Abstract:  In Natural Language Processing (NLP), semantic word embeddings are used to capture the meanings of words as vectors. They are  often constructed using nonlinear/nonconvex techniques such as deep nets and energy-based models. Recently Mikolov et al (2013) showed that such embeddings exhibit linear structure that can be used to solve "word analogy tasks" such as man: woman :: king: ??.  Subsequently, Levy and Goldberg (2014) and Pennington et al (2014) tried to explain why such linear  structure should arise in embeddings derived from nonlinear methods.

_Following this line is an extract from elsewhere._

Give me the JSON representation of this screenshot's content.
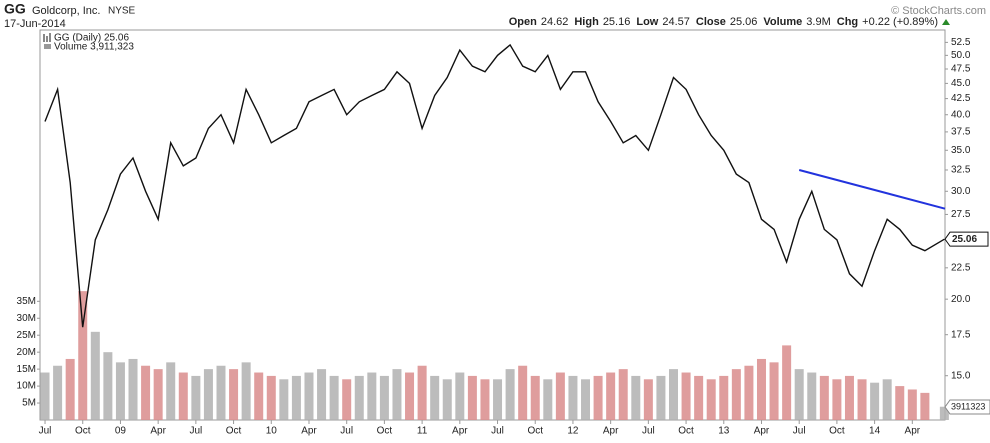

We provide a new generative model for language that gives a different explanation for how such linear algebraic structure arises.  This new model also casts new light on older methods for generating word embeddings, such as the PMI method of Church and Hanks (1990).  The model has surprising predictions, which are empirically verified. It also suggests a new linear algebraic method to detect polysemy (the word having different meanings; eg "bank" can mean a financial institution or the sloped edge of a river).

We think our methodology and generative model may be useful for other NLP tasks and understanding the efficacy of other neural models.

Joint work with Yuanzhi Li, Yingyu Liang, Tengyu Ma, and Andrej Risteski (listed in alphabetical order).